Институт психосоматической медицины в Париже, Франция
"Большинство философски образованных людей абсолютно неспособно понять, что психический акт может быть неосознаваемым. Подобную идею оно отвергает как абсурдную и противоречащую нормальной и простой логике. Это говорит, по-моему, лишь о том, что эти люди никогда не изучали явлений гипноза и сновидений... В отместку им психология, основанная на представлении о неустранимости присутствия сознания, неспособна решать проблемы, относящиеся к гипнозу и сновидениям". Так писал 3. Фрейд в 1923 году [13, 179-180].
Гипноз и сновидения. Для нас непривычно такое сочетание, потому что Фрейд выбрал между ними одно и отверг другое. Многие авторы старались описать путь, который привел Фрейда от гипноза к открытию психоанализа. Но речь в таких случаях идет об истории, которой изначально было суждено этим открытием завершиться. Будучи, одновременно, точкой начала и точкой вынужденного поворота, гипноз упоминается только для того, чтобы быть затем оттесненным появлением новой науки.
Такой подход создает опасность забыть, что гипноз - это не только музейная редкость, не только этап истории, но также область современных исследований, в процессе которых мы ставим во многих отношениях только первые (вопросы. Поэтому мы будем ориентироваться в настоящем исследовании на иную перспективу. Нашей задачей явится анализ эволюции фрейдовской мысли с точки зрения теории гипноза (Мы ограничимся в настоящей статье анализом мыслей только Фрейда. Мы уже однажды обрисовали эволюцию психоаналитических теорий гипноза после Фрейда [5]. С другой стороны, в отношении того, что является наиболее новым аспектом современных исследований, читатель может обратиться к статье Гилла [16] и к статье Кюби [18]). Мы попытаемся показать, как эта мысль вписалась в теории гипноза, как она здесь обновила понятия и осветила некоторые фундаментальные аспекты (межперсональные отношения, трансфер) и на каких вопросах, до сего дня остающихся в этой области в центре наших размышлений, она, под конец, споткнулась.
От гипноза к трансферу
Размышления Фрейда над проблемой гипноза определялись преимущественно французскими концепциями, т. е. спором, в котором Шарко противостоял Бернгейму, школа Сальпетриера - школе Нанси. Известно, что Шарко видел в гипнозе своеобразное соматическое состояние, вызываемое физиологическими, в основном, факторами, в то время как Бернгейм рассматривал гипноз как процесс чисто психологический, исчерпываемый внушением. В этом проявилось фундаментальное противопоставление, которое определяет до настоящего времени в разных формах всю проблематику гипноза. Позицию Фрейда в этом вопросе определить нелегко. В разных текстах она выступает по-разному. Хорошо известно, что с самого начала ни одна из этих теорий его не удовлетворяет, он предчувствует, что проблема должна быть поставлена на основе иных понятий. Представляется более интересным, чем противопоставлять друг другу разные тексты, проследить, каким могло быть движение мысли Фрейда по отношению к двум названным концепциям и как Фрейд попытался преодолеть их расхождение.
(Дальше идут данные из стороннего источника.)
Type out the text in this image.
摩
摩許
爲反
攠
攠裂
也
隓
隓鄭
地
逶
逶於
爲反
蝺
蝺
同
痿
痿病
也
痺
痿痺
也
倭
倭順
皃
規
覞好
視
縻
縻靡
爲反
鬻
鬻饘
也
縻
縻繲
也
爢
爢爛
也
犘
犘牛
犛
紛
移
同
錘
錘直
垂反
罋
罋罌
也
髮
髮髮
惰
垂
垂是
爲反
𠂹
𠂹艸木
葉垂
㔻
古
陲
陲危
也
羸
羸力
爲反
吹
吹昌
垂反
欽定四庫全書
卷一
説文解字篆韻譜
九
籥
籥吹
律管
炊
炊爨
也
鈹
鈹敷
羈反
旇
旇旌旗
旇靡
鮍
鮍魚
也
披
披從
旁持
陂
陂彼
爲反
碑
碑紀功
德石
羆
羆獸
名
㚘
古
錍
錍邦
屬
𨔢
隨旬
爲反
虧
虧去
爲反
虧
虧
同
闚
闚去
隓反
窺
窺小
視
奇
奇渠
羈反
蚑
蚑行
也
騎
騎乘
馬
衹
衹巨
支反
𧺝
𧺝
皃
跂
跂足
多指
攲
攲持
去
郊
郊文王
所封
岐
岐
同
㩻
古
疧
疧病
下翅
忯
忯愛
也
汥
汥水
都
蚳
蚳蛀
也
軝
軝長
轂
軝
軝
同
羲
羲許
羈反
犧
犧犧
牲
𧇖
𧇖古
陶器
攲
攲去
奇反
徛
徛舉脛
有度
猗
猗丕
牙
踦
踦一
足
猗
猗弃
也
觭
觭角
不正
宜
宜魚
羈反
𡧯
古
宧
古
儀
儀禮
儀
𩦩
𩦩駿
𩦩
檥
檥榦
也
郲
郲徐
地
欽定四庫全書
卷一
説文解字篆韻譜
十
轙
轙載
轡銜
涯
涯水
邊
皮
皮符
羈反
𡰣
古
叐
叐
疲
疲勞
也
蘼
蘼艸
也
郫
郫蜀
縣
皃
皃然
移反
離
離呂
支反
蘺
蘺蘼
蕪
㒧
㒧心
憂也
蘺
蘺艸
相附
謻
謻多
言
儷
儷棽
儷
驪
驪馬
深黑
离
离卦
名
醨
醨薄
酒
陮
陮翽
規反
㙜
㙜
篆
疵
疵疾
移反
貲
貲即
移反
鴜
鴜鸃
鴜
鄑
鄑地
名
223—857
Шарко и "физиологический" детерминизм
Независимо от эмоционального воздействия, которое Шарко оказал на Фрейда [2], особенно повлияли на последнего эксперименты Шарко с провоцированием искусственных параличей [3]. Известно, что, стремясь обосновать свои представления о психической детерминированности посттравматической истерии, Шарко вызывал с помощью внушения (в состоянии гипноза и в условиях бодрствования) психогенные параличи и другие истерические симптомы. Его цель заключалась в получении прямого доказательства "всемогущества идей", силы психического воздействия на соматические процессы. Эти эксперименты произвели на Фрейда впечатление подлинного откровения. Его исследование различий, существующих между параличами органическими и параличами психогенными [7], показывает, что он сразу же понял, что теории Шарко открывают путь к созданию концепции истерии, полностью основанной на психическом детерминизме. В этой статье, опубликованной в 1893 г., но задуманной Фрейдом еще в конце его пребывания в Париже [17, 258], действительно показано, что истерические параличи определяются не законами анатомии нервной системы, а отражают представления, которые больные имеют о своем собственном теле.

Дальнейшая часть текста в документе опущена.